Tuttavia, in attesa o nella speranza di arrivare a una revisione sostanziale di tali accordi, se non proprio a un loro disconoscimento in blocco, bisognerebbe quantomeno passare al contrattacco in maniera sistematica. E non stancarsi mai di dire/ricordare al Papa & C. che lo Stato italiano non riconosce loro la benché minima autorità. Né spirituale, né morale, né tantomeno politica.
La verità sarebbe evidente, se si avesse l’onestà di riconoscerla. Ciò che viene predicato dalla Chiesa è funzionale ai suoi interessi di proselitismo indiscriminato, e più che mai indirizzato a quei popoli che più facilmente possono abboccare alle lusinghe del Vangelo. Ma per gli stessi motivi è in antitesi con le nostre esigenze di tutela sociale ed economica dei cittadini italiani. Anzi: degli italiani-cittadini. Tanto per sottolineare che l’italianità precede la cittadinanza. Visto che si è italiani per stirpe, e non per mera iscrizione anagrafica.

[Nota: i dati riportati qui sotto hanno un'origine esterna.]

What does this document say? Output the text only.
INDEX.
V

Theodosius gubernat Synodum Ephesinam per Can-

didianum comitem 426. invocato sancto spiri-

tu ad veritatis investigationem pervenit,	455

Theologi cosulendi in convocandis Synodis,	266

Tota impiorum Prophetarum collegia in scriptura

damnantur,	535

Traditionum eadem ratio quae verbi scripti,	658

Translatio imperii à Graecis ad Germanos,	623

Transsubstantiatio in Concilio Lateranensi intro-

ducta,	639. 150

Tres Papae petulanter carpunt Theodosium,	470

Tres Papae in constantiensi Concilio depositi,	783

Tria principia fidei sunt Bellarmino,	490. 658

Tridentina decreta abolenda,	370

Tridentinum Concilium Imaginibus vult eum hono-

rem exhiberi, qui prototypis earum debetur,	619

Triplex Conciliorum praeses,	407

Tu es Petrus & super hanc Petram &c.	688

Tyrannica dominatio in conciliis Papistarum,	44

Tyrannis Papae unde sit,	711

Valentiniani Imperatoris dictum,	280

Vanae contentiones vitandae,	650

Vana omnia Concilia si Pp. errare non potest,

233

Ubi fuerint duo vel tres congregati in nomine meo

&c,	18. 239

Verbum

Matteo Salvini fa benissimo, a ribadire che lui risponde appunto “agli italiani e non ai vescovi”. Ma di contro paga pegno al suo essersi dichiarato cristiano: che è poi il problema (la croce…) di tutti i leader politici che non abbiano il coraggio di prendere definitivamente le distanze da quell’eredità così ingombrante e così insidiosa. Da quei richiami astratti, per non dire ipocriti, a un amore universale che è semplicemente incompatibile con il mondo reale nel quale siamo costretti a vivere.
Lo stesso mondo reale, di matrice liberista e capitalista e speculativa, che si è affermato in Occidente e altrove senza che il Vaticano gli si opponesse mai con ferrea determinazione. O almeno con ferma continuità. O almeno senza andare a braccetto con i potenti che sono stati via via ai vertici di quel sistema che ha per dio il denaro. Come liturgia il consumismo. Come catechismo i mass media.